How to scrape SERP snippets with Python coding
Obtaining visibility in search search snippets is an excellent way to boost CTR and increase organic site traffic. As a quick refresher, below is a visual example of a SERP snippet for the query “paid search vs. seo”:
Snippets take up serious SERP real estate, often driving more traffic than a #1 ranking. There are several great hacks on how to optimize for Google snippets, but not many hacks on how to find snippet opportunities. The process is very manual. It usually requires the following:
- Search for keywords individually on Google
- Record the SERP snippets per keyword
- Identify which existing content/pages can break into those snippets
- Edit the content
Step 3 is the ultimate takeaway, but about 90% of the work goes into steps 1 and 2. However, what if you could automate finding the snippets and preserve your brainpower for winning the snippets? That’s where Python comes in. As a novice Python coder (If I can even call myself that), I’ve quickly realized that Python can significantly reduce the time for SERP research projects. Snippet research is one of those instances.
Rather than individually searching/recording Google snippets for hundreds of keywords, Python can do the grunt work so you can be more efficient with the time spent winning that valuable organic real estate.
Preamble: Change your VPN & don’t perform this operation on a network that multiple parties depend on
While search engine scraping is legal, Google can flag and deny any IP it suspects of bot-like behavior. Therefore, changing proxies is a prerequisite to successfully scraping. If you constantly use the same VPN and IP address for this practice, Google can store your information in its database of repeat offenders. While these bans are usually temporary, they still increase your likelihood of being denied again. This can be especially problematic if your work address is stored on a denylist and none of your coworkers can access Google.
Part 1: Get Python to read the document
First, we must list all the keywords we want to search in a Text file. We choose Text files because they’re minimal and easy for Python to handle. Save the file somewhere easy to access, as Python will need to access through your computer.

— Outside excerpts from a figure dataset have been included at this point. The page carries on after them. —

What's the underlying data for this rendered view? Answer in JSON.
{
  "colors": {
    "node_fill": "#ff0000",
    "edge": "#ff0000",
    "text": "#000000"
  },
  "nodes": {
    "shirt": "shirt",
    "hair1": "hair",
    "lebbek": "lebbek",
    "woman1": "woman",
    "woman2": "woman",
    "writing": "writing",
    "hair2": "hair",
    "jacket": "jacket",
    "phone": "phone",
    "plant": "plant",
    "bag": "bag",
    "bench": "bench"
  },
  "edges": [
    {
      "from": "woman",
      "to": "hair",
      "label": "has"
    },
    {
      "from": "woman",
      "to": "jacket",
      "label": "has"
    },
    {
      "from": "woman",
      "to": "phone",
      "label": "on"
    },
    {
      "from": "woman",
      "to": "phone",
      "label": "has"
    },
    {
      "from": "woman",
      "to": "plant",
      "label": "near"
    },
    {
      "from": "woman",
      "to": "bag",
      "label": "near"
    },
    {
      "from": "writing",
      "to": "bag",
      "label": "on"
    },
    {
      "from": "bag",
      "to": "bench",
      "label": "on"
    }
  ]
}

*WARNING: IF YOU ARE SAVING AS A RICH TEXT DOCUMENT ON MACBOOK (RFT), MAKE SURE TO EDIT THE FILE SO IT IS A .TXT. WE WANT THE SIMPLEST FILE POSSIBLE SO PYTHON DOESN’T WASTE ITS TIME READING HEADER ELEMENTS WITHIN A COMPLICATED WORD PROCESSOR.
Line 1: with open(“/Users/Desktop/Text_Doc_Python1.txt”, “r”) as f:
We instruct Python to open the list of queries from the file’s absolute path on your computer. In this example, the file was on my desktop and was housed under the path “/Users/Desktop/”. The file with my keywords was titled “Text_Doc_Python1.txt”. Hence, our open instruction is to open “/Users/Desktop/Text_Doc_Python1.txt” In that same line, we’re giving Python read permissions (‘r’). So now Python can both open and read the file. Lastly, I will define this whole operation of opening and reading the file as “f”. This way, I can refer back to it via a single letter rather than typing out that long file path whenever I want to use it.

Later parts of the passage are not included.